This is a simple linear regression, so the predictions are a linear function of the x values. The correlation of y with a linear function of x is the same as the correlation of y with x ; the coefficients of the function don't matter.

Exceptions to this rule are slopes of zero (where correlation doesn't exist, because the sd of the predictions is zero), and negative slopes, where the correlation will change sign. But you're looking at squared correlation so the sign doesn't matter, and it's extremely unlikely to get a fitted slope that is exactly zero.

Answer 2

This is to help you understand what user2554330 means.

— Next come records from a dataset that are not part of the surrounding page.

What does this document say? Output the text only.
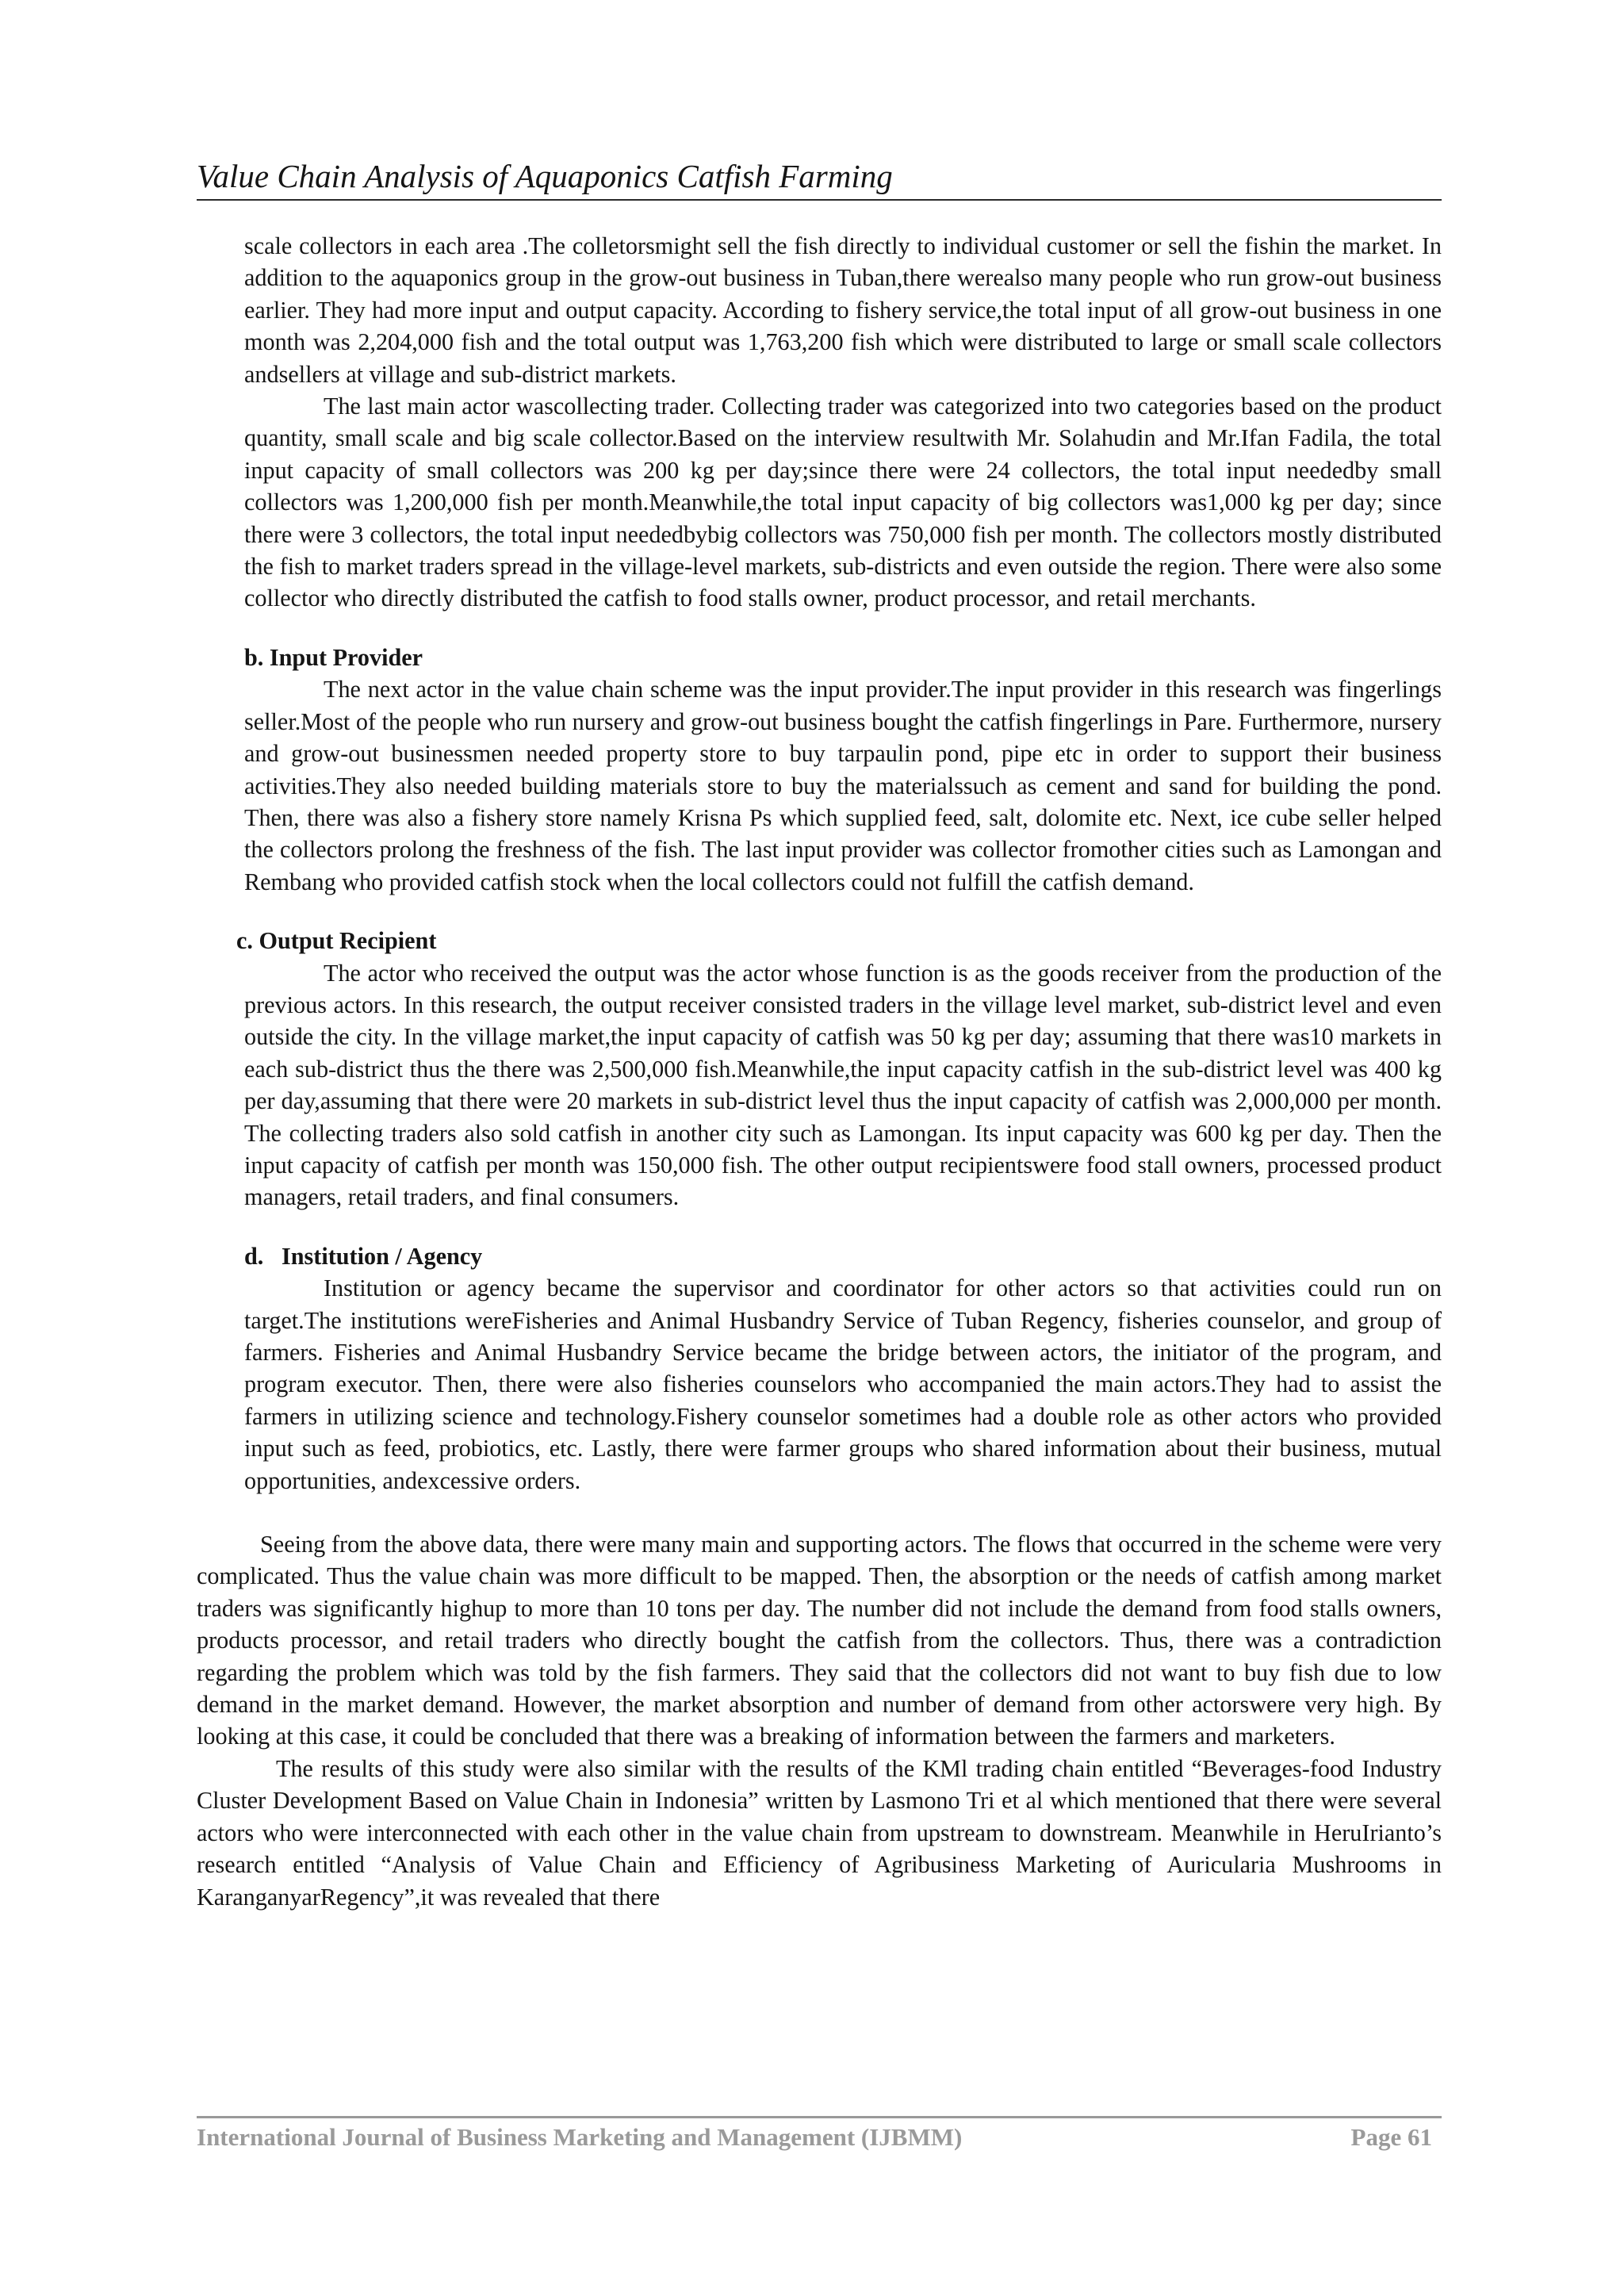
Value Chain Analysis of Aquaponics Catfish Farming

scale collectors in each area .The colletorsmight sell the fish directly to individual customer or sell the fishin the market. In addition to the aquaponics group in the grow-out business in Tuban,there werealso many people who run grow-out business earlier. They had more input and output capacity. According to fishery service,the total input of all grow-out business in one month was 2,204,000 fish and the total output was 1,763,200 fish which were distributed to large or small scale collectors andsellers at village and sub-district markets.

The last main actor wascollecting trader. Collecting trader was categorized into two categories based on the product quantity, small scale and big scale collector.Based on the interview resultwith Mr. Solahudin and Mr.Ifan Fadila, the total input capacity of small collectors was 200 kg per day;since there were 24 collectors, the total input neededby small collectors was 1,200,000 fish per month.Meanwhile,the total input capacity of big collectors was1,000 kg per day; since there were 3 collectors, the total input neededbybig collectors was 750,000 fish per month. The collectors mostly distributed the fish to market traders spread in the village-level markets, sub-districts and even outside the region. There were also some collector who directly distributed the catfish to food stalls owner, product processor, and retail merchants.

b. Input Provider

The next actor in the value chain scheme was the input provider.The input provider in this research was fingerlings seller.Most of the people who run nursery and grow-out business bought the catfish fingerlings in Pare. Furthermore, nursery and grow-out businessmen needed property store to buy tarpaulin pond, pipe etc in order to support their business activities.They also needed building materials store to buy the materialssuch as cement and sand for building the pond. Then, there was also a fishery store namely Krisna Ps which supplied feed, salt, dolomite etc. Next, ice cube seller helped the collectors prolong the freshness of the fish. The last input provider was collector fromother cities such as Lamongan and Rembang who provided catfish stock when the local collectors could not fulfill the catfish demand.

c. Output Recipient

The actor who received the output was the actor whose function is as the goods receiver from the production of the previous actors. In this research, the output receiver consisted traders in the village level market, sub-district level and even outside the city. In the village market,the input capacity of catfish was 50 kg per day; assuming that there was10 markets in each sub-district thus the there was 2,500,000 fish.Meanwhile,the input capacity catfish in the sub-district level was 400 kg per day,assuming that there were 20 markets in sub-district level thus the input capacity of catfish was 2,000,000 per month. The collecting traders also sold catfish in another city such as Lamongan. Its input capacity was 600 kg per day. Then the input capacity of catfish per month was 150,000 fish. The other output recipientswere food stall owners, processed product managers, retail traders, and final consumers.

d.   Institution / Agency

Institution or agency became the supervisor and coordinator for other actors so that activities could run on target.The institutions wereFisheries and Animal Husbandry Service of Tuban Regency, fisheries counselor, and group of farmers. Fisheries and Animal Husbandry Service became the bridge between actors, the initiator of the program, and program executor. Then, there were also fisheries counselors who accompanied the main actors.They had to assist the farmers in utilizing science and technology.Fishery counselor sometimes had a double role as other actors who provided input such as feed, probiotics, etc. Lastly, there were farmer groups who shared information about their business, mutual opportunities, andexcessive orders.

Seeing from the above data, there were many main and supporting actors. The flows that occurred in the scheme were very complicated. Thus the value chain was more difficult to be mapped. Then, the absorption or the needs of catfish among market traders was significantly highup to more than 10 tons per day. The number did not include the demand from food stalls owners, products processor, and retail traders who directly bought the catfish from the collectors. Thus, there was a contradiction regarding the problem which was told by the fish farmers. They said that the collectors did not want to buy fish due to low demand in the market demand. However, the market absorption and number of demand from other actorswere very high. By looking at this case, it could be concluded that there was a breaking of information between the farmers and marketers.

The results of this study were also similar with the results of the KMl trading chain entitled “Beverages-food Industry Cluster Development Based on Value Chain in Indonesia” written by Lasmono Tri et al which mentioned that there were several actors who were interconnected with each other in the value chain from upstream to downstream. Meanwhile in HeruIrianto’s research entitled “Analysis of Value Chain and Efficiency of Agribusiness Marketing of Auricularia Mushrooms in KaranganyarRegency”,it was revealed that there

International Journal of Business Marketing and Management (IJBMM)	Page 61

Let $x$ and $y$ be test data, and a predicted line be $\hat{y} = \hat{a} + \hat{b}x$ . Then

\begin{equation} \begin{split} \textrm{cor}(y, \hat{y}) &= \frac{\textrm{cov}(y, \hat{y})}{\sqrt{\textrm{var}(y)}\sqrt{\textrm{var}(\hat{y})}}\\ &= \frac{\textrm{cov}(y, \hat{a} + \hat{b}x)}{\sqrt{\textrm{var}(y)}\sqrt{\textrm{var}(\hat{a} + \hat{b}x)}}\\ &= \frac{\hat{b}\textrm{cov}(y, x)}{\sqrt{\textrm{var}(y)}\sqrt{\textrm{var}(x)}|\hat{b}|}\\ &= \frac{\hat{b}}{|\hat{b}|}\textrm{cor}(y, x) \end{split} \end{equation}

As a result, $R^2 = [\textrm{cor}(y, \hat{y})]^2 = \frac{\hat{b}^2}{|\hat{b}|^2}[\textrm{cor}(y, x)]^2 = [\textrm{cor}(y, x)]^2$ .

Note that the R-squared on the test data is independent of estimate of intercept and slope.

This only holds for simple linear regression. As soon as your model becomes $y = a + b_1x_1 + b_2x_2$ , the R-squared will depend on estimated coefficients.

Anyway, as I warned elsewhere, R-squared is not always appropriate for assessing out-of-sample prediction. You really want to compare mean prediction squared error, ie, mean((pred_small - xte$y) ^ 2) and mean((pred_big - xte$y) ^ 2) .